I love movies with guys riding motorcycles. The bikes look hot, go fast, and it’s amazing to watch the riders handle them with ease, skill, and daring.

I remember the scene in X-Men Origins: Wolverine, when bad guys were attacking and trying to kill Logan, soon to be known as Wolverine. He escapes with the aid of a classic motorcycle, and ducks and weaves his way out of danger from an assassin in an attack helicopter. It was incredible watching Logan ride through machine gun fire, smoke, and bombs, all the while leaning left and right. Sound fun? Would you volunteer for a ride with Wolverine under similar circumstances? It looked real scary, but wasn’t, if you know how to ride a cycle and lean.

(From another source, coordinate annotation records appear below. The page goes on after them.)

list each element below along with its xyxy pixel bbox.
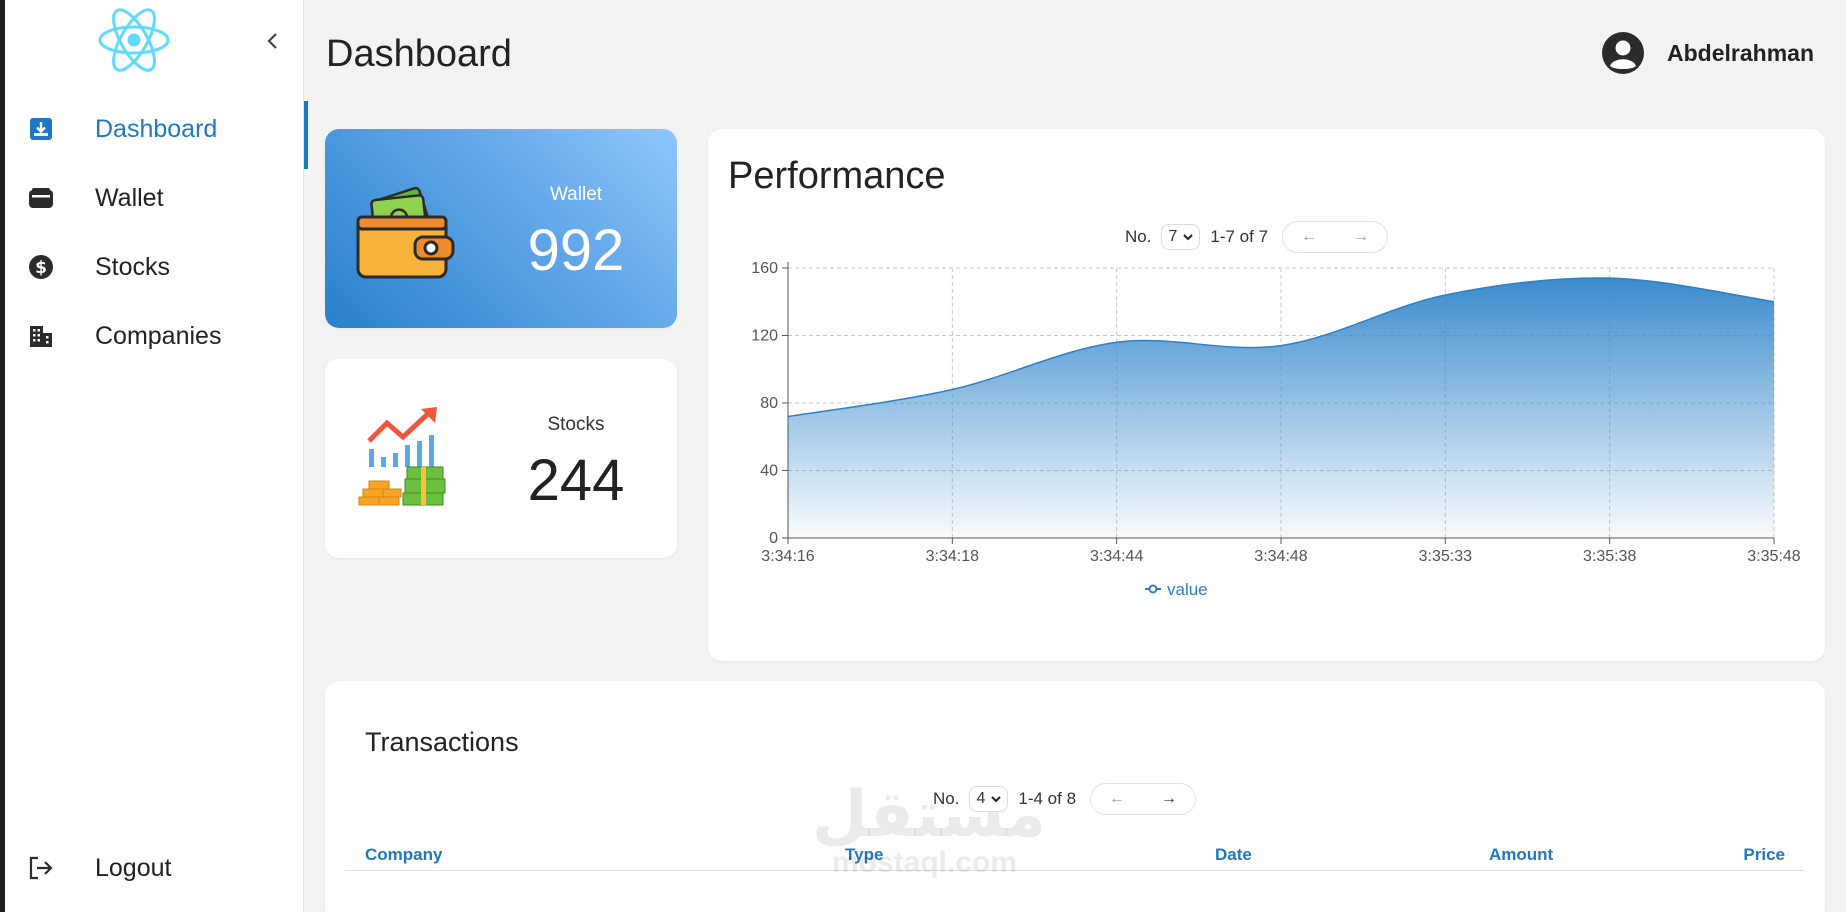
x-tick-label: 3:34:16 xyxy=(761,548,814,565)
x-tick-label: 3:35:38 xyxy=(1583,548,1636,565)
wallet-label: Wallet xyxy=(549,184,603,205)
x-tick-label: 3:35:48 xyxy=(1747,548,1800,565)
sidebar-item-label: Dashboard xyxy=(95,114,218,143)
y-tick-label: 160 xyxy=(751,260,778,277)
next-page-button[interactable]: → xyxy=(1353,228,1370,245)
sidebar-item-dashboard[interactable]: Dashboard xyxy=(5,99,308,169)
pager-range: 1-7 of 7 xyxy=(1210,227,1269,246)
sidebar-item-wallet[interactable]: Wallet xyxy=(5,168,308,228)
transactions-pager: No. 4 1-4 of 8 ← → xyxy=(933,783,1197,815)
page-size-select[interactable]: 4 xyxy=(969,786,1009,812)
sidebar-item-label: Wallet xyxy=(95,183,164,212)
column-header-price[interactable]: Price xyxy=(1743,845,1785,864)
legend-marker-dot xyxy=(1148,584,1158,594)
stocks-label: Stocks xyxy=(547,414,605,435)
page-size-select[interactable]: 7 xyxy=(1161,224,1201,250)
collapse-sidebar-button[interactable] xyxy=(261,28,285,54)
transactions-title: Transactions xyxy=(365,727,519,757)
y-tick-label: 80 xyxy=(760,395,778,412)
chevron-down-icon xyxy=(1183,233,1194,240)
sidebar-item-label: Companies xyxy=(95,321,222,350)
column-header-type[interactable]: Type xyxy=(845,845,884,864)
download-box-icon xyxy=(27,115,55,143)
column-header-amount[interactable]: Amount xyxy=(1489,845,1554,864)
y-tick-label: 0 xyxy=(769,530,778,547)
user-menu[interactable]: Abdelrahman xyxy=(1601,30,1814,76)
prev-page-button[interactable]: ← xyxy=(1109,790,1126,807)
page-title: Dashboard xyxy=(326,33,512,75)
performance-pager: No. 7 1-7 of 7 ← → xyxy=(1125,221,1389,253)
svg-text:$: $ xyxy=(35,258,47,278)
pager-arrows: ← → xyxy=(1282,221,1389,253)
page-size-value: 7 xyxy=(1168,228,1178,245)
chevron-down-icon xyxy=(991,795,1002,802)
pager-arrows: ← → xyxy=(1090,783,1197,815)
react-logo xyxy=(98,8,170,72)
y-tick-label: 40 xyxy=(760,463,778,480)
prev-page-button[interactable]: ← xyxy=(1301,228,1318,245)
buildings-icon xyxy=(27,322,55,350)
sidebar-item-companies[interactable]: Companies xyxy=(5,306,308,366)
performance-chart: 0 40 80 120 160 3:34:16 3:34:18 3:34:44 3:34:48 3… xyxy=(751,260,1800,599)
transactions-table-header: Company Type Date Amount Price xyxy=(345,841,1805,871)
y-tick-label: 120 xyxy=(751,328,778,345)
stocks-card: Stocks 244 xyxy=(325,359,677,558)
area-fill xyxy=(788,278,1774,538)
x-tick-label: 3:34:44 xyxy=(1090,548,1143,565)
column-header-date[interactable]: Date xyxy=(1215,845,1252,864)
wallet-money-icon xyxy=(356,186,455,279)
x-tick-label: 3:35:33 xyxy=(1419,548,1472,565)
user-name: Abdelrahman xyxy=(1667,39,1814,66)
sidebar-item-stocks[interactable]: $ Stocks xyxy=(5,237,308,297)
logout-label: Logout xyxy=(95,853,172,882)
performance-title: Performance xyxy=(728,155,946,197)
logout-icon xyxy=(27,854,55,882)
x-tick-label: 3:34:18 xyxy=(926,548,979,565)
page-size-value: 4 xyxy=(976,790,986,807)
pager-range: 1-4 of 8 xyxy=(1018,789,1077,808)
sidebar-item-label: Stocks xyxy=(95,252,171,281)
performance-card: Performance No. 7 1-7 of 7 ← → 0 40 80 120 1… xyxy=(708,129,1825,661)
pager-prefix: No. xyxy=(933,789,960,808)
wallet-card: Wallet 992 xyxy=(325,129,677,328)
sidebar: Dashboard Wallet $ Stocks Companies Logo… xyxy=(0,0,308,912)
column-header-company[interactable]: Company xyxy=(365,845,443,864)
legend-label: value xyxy=(1167,580,1208,599)
x-tick-label: 3:34:48 xyxy=(1254,548,1307,565)
dollar-circle-icon: $ xyxy=(27,253,55,281)
wallet-value: 992 xyxy=(527,218,625,283)
stocks-growth-icon xyxy=(358,407,446,506)
pager-prefix: No. xyxy=(1125,227,1152,246)
stocks-value: 244 xyxy=(527,448,625,513)
logout-button[interactable]: Logout xyxy=(5,838,308,898)
transactions-card: Transactions No. 4 1-4 of 8 ← → Company … xyxy=(325,681,1825,912)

Think about it. To a passenger, it’s always a matter of faith. As long as you lean in the same direction as the driver, the ride is generally smooth. But when the passenger panics, like I did once when I was younger and it felt more natural to sit up straight, it caused problems for my cousin who I was riding with. Luckily, we didn’t crash, but it was scary for a moment. My cousin worked hard and averted a potentially harmful situation. He then told me that incident illustrated a critical principle: learning to lean the right way is necessary to riding a bike well.

Read Romans 8:1-17.

God has created a framework in the universe, on the planet, and in our lives, for our health, safety, and enjoyment. In the Scriptures He has stated that if we decide to lean away from sin and toward Him, we can enjoy a Christ-centered life and move in any direction God is leading us. Think about the protection the Ten Commandments provide. If you do not break any of them, the odds of you living a morally bankrupt, relationally empty, financially insecure life are thin.

Yet sometimes it feels unnatural to lean. Our instincts, as well as the people around us, and the settings we find ourselves in (or put ourselves), can cause us to lean away from God. I still remember walking away from some of my high school friends who would not listen to reason and wanted to vandalize school property for “fun.” Our own wisdom gets us in trouble. We suffer a minor fender bender or a major wreck because of choices we make.

I have learned that trusting God is a lot like riding a motorcycle. At first it seems unnatural, even scary. But as you get used to the speed, how to use your brakes, and get more familiar with how the machine handles, it becomes easier. I know that not trusting God and His ways seems crazy after all these years, but it is as crazy as leaning the wrong way on a motorcycle.

Now compare your Christian experience to riding a motorcycle. Has it been fast, a bit wild, and have you come close to tipping over and crashing? Maybe the reason is you are working against God instead of with Him. How can you lean more in the direction God is going?

Many of my friends ride motorcycles and watching them take turns gracefully is flat out impressive. So is an obedient Christian who is committed to following God’s will. But a person who does things his or her way is like a bike about to crash. What kind of ride are you looking for, if your tendency is to court disaster by not leaning the right way?

Think theologically. To increase sin resistance, lean with God and let the Spirit help you.